Mag de Belastingdienst vergrijpboetes opleggen vanwege grove schuld bij het indienen van onjuiste aangiftes IB/PVV als er vooraf belastingadvies is ingewonnen bij een belastingadviseur? De rechtbank Den Haag oordeelt dat er inderdaad sprake is van grove schuld en de fiscus dus terecht vergrijpboetes heeft opgelegd. Wel worden de vergrijpboetes van €28.076 en €28.933 met 5% gematigd vanwege overschrijding van de redelijke termijn.
Schenking aandelen
De vader van de vrouw die de zaak aanspande is woonachtig in Suriname en heeft haar in 2011 een pakket aandelen geschonken in een Surinaamse onderneming (een NV) ter waarde van €4.477.792. Dit pakket aandelen heeft de NV op 5 november 2012 van de vrouw ingekocht voor een bedrag van €4.500.000. De koopsom van dit pakket aandelen is de NV aan de vrouw schuldig gebleven.
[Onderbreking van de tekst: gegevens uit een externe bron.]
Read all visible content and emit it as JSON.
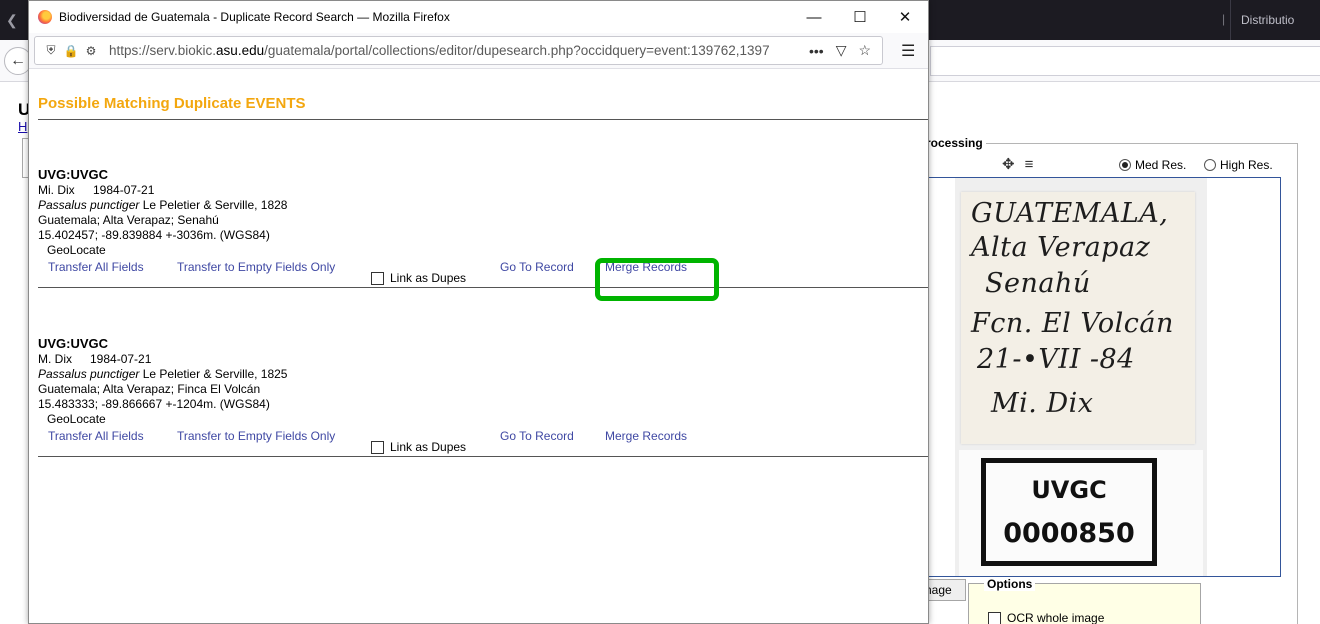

Met ingang van 2014 is de NV bedragen gaan aflossen op deze schuld. In 2014 werd maandelijks € 10.000 afgelost en in 2015 maandelijks € 25.000. In totaal werd derhalve in 2014 € 120.000 en in 2015 € 300.000 afgelost. Deze aflossingsbedragen werden gestort op een en/of bankrekening van de vrouw en haar vader.
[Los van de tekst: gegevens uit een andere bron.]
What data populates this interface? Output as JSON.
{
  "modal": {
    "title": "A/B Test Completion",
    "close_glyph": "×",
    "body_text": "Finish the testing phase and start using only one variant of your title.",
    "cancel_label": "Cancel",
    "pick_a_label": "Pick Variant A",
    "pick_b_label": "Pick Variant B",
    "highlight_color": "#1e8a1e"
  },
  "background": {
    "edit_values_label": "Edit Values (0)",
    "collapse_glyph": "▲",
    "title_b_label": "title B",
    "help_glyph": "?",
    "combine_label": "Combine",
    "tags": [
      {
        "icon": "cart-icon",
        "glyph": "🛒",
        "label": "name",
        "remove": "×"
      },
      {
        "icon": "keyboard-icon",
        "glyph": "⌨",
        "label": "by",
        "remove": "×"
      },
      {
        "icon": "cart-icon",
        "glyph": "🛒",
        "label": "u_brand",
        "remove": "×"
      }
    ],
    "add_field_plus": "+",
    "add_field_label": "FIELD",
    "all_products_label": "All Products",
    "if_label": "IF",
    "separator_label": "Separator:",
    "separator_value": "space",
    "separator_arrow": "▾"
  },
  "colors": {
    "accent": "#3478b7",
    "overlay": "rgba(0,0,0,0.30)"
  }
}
Belastingadvies ingewonnen
De vrouw heeft begin 2015 advies ingewonnen bij een belastingadviseur. Op 3 april 2015 heeft een boekhouder de aangifte inkomstenbelasting en premie volksverzekeringen (IB/PVV) over het belastingjaar 2014 namens de vrouw ingediend en op 4 april 2016 heeft de boekhouder de aangifte IB/PVV 2015 ingediend. In deze aangiften zijn de vordering op de NV en de bankrekening waar de aflossingsbedragen op werden ontvangen niet vermeld. In het voorjaar van 2018 heeft de vrouw haar huidige gemachtigde benaderd voor advies. Naar aanleiding daarvan zijn op 24 mei 2018 respectievelijk 25 mei 2018 herziene aangiften IB/PVV voor de jaren 2014 en 2015 ingediend waarin de vordering op de NV en de bankrekening in box 3 zijn vermeld.
Vergrijpboetes
Bij brief van 15 maart 2019 brengt de Belastingdienst de vrouw op de hoogte dat naar aanleiding van de herziene aangiften IB/PVV 2014 en 2015 navorderingsaanslagen over de jaren 2014 en 2015 zullen worden opgelegd. Ook kondigt de fiscus aan dat voor beide jaren vergrijpboetes van 120% zullen worden opgelegd wegens het opzettelijk doen van onjuiste aangiften. Bij uitspraken op bezwaar van 17 november 2021 worden bezwaren van de vrouw, wegens het overschrijden van de redelijke termijn, gegrond verklaard en worden de vergrijpboetes verminderd naar € 28.076 (2014) en € 28.933 (2015).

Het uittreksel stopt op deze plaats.